Figure 8. (A) The z-projected image resulted in a higher count compared to individual focal height images; (B) a relative viability profile of the sample is shown by both total objects that are PI positive and a percent of spore-like objects. Uptake and/or other binding of PI by spores was observed. It has been suggested that PI staining of spores may not be specific for viability,4,5 therefore the total count was normalized on the spore count before calculating percent nonviable cells.
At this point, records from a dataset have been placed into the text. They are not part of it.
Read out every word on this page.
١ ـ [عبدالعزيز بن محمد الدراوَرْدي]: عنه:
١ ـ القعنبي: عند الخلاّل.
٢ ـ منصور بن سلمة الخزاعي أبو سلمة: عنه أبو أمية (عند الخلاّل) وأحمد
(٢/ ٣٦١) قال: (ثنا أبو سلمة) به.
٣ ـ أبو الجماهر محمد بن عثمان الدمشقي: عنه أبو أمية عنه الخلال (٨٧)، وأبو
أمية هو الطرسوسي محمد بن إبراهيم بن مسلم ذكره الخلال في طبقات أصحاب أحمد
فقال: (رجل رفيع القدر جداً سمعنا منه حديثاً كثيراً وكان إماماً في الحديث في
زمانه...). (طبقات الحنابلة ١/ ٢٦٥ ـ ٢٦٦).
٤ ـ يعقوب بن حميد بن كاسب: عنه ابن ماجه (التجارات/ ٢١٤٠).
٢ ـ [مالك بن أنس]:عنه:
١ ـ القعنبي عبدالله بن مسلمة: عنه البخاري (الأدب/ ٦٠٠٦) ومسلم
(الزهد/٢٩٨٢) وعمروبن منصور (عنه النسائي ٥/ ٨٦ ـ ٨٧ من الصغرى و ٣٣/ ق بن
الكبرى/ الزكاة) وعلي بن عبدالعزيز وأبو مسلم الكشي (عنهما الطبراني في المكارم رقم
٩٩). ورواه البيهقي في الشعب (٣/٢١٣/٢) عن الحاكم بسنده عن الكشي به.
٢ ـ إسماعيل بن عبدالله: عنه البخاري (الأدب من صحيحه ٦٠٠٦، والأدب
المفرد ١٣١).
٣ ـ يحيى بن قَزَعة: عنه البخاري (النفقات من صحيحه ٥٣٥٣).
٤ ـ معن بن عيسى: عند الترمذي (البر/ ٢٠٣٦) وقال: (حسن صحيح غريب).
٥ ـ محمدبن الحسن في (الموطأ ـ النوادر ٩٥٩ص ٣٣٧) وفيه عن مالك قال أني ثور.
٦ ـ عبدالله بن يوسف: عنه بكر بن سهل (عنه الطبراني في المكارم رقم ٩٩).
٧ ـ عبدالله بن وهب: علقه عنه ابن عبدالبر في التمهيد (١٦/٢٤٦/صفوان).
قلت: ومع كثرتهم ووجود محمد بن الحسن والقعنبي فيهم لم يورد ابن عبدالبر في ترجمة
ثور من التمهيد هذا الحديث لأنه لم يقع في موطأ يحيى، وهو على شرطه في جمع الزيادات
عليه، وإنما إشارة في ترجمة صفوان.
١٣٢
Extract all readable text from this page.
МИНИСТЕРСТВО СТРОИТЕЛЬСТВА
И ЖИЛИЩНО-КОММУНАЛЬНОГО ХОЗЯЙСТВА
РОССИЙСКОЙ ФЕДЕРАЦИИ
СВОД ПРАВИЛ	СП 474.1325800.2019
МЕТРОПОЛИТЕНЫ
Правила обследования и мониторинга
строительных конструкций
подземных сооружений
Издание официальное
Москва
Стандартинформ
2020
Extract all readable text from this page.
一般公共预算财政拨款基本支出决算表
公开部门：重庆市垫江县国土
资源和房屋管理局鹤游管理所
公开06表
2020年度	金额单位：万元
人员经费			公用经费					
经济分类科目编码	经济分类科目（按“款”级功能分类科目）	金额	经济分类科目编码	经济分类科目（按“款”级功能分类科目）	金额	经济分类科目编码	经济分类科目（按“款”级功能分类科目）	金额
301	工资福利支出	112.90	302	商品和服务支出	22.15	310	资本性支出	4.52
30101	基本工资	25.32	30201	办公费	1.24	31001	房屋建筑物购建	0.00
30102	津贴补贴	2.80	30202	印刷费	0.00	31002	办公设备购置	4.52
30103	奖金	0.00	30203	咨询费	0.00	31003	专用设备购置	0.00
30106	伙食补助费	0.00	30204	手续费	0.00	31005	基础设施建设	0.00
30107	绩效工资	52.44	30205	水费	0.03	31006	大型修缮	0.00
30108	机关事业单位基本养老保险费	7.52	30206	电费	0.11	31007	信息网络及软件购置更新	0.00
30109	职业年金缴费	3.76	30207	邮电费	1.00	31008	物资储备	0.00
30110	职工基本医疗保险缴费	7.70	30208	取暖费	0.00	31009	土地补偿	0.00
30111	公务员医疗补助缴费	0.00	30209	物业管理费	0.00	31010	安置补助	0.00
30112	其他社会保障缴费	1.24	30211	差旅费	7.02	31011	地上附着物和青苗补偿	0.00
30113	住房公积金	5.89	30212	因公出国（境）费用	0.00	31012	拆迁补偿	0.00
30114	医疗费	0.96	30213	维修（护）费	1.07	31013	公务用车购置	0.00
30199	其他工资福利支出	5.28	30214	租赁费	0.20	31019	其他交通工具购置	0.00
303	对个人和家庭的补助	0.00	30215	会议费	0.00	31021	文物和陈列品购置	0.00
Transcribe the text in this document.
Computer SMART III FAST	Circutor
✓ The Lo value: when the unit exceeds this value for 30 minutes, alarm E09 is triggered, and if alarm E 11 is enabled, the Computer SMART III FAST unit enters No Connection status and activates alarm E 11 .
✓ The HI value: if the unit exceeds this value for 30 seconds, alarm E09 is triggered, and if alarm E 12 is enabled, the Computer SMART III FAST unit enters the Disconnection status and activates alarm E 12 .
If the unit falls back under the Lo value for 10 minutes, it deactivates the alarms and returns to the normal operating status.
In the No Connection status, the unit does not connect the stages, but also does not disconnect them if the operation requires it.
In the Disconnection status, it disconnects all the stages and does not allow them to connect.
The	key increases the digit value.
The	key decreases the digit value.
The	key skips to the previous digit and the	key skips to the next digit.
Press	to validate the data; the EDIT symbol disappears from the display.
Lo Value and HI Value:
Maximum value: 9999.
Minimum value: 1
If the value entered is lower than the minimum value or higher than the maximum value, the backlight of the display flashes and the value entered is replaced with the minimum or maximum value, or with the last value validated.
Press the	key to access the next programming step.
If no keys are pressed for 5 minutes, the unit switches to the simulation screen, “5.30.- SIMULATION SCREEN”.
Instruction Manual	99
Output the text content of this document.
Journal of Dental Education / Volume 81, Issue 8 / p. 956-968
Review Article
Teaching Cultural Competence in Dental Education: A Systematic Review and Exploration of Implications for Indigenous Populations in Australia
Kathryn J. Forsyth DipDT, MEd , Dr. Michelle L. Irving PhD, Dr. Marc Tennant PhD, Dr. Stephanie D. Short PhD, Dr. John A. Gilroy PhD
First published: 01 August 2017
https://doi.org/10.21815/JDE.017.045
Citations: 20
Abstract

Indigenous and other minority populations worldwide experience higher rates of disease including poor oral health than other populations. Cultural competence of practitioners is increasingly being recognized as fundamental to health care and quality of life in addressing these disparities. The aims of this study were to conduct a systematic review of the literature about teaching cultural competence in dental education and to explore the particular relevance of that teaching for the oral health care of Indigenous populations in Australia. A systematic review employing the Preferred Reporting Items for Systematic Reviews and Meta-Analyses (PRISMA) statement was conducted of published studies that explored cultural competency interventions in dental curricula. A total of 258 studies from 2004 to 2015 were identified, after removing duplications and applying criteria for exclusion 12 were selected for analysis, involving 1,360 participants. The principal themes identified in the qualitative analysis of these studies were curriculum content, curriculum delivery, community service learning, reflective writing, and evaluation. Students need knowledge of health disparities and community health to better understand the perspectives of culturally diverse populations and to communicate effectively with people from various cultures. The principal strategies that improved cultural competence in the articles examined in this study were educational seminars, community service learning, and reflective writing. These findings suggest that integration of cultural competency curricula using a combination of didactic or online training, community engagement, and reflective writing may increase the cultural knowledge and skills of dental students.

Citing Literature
A rapid, reproducible method to analyze and quantitate sample viability of fluorescently stained soil bacilli mounted in agar on a microscope slide was described using an Agilent BioTek Lionheart LX automated microscope and the Agilent BioTek Gen5 multimode reader and imager software. A 4x objective was found adequate to scan slides for regions of interest, and a 20x objective was suitable for counting and analysis. Higher magnification is available for additional imaging options if desired. A z-stacking and z-projection feature was implemented to capture objects over a range of focal heights and was found to increase microbial counts analyzed here from (23 to 610%) over counts from single image planes. A secondary mask and subpopulation analysis on PI resulted in z-projected viability counts 37.7% higher and 1.3% lower than representative single images. Subpopulation analysis was also used to differentiate a population of sporelike objects from the total object count. A scatter plot was used to calculate the percent and illustrate the characteristics of these objects. The percent of spores detected ranged from a high of 36% in the lowest offset image to 23.5% in the z-projection. Although this imaging assay could be useful to improve accuracy of total counts in a sample, viability analysis was less sensitive at one focal height, suggesting that, as expected, resolution of smaller objects is more susceptible to focal height offset. Further, although the same detection threshold was applied to all data shown, in the normalized cellular analysis the detection threshold for GFP staining was lower for 2.7 µm ≤ isolated objects ≤8 µm in the z-projection (data not shown). Resolution and analysis may therefore be enhanced for both total count and viability by decreasing the focal height offset of the z-stack to less than 6 µm. Moreover, size and signal thresholds are interdependent; however, to preserve data integrity, the same settings were applied to each analysis step. The Lionheart LX is equipped with four fluorescent channels and a variety of acquisition modes that would accommodate an increase to the analysis content shown here either by supplemental staining or capturing a montage of multiple image areas. The Agilent BioTek Lionheart FX, Cytation 5, or Cytation 1 are also compatible with this imaging assay and include a phase contrast option that could further complement vegetative and endospore imaging.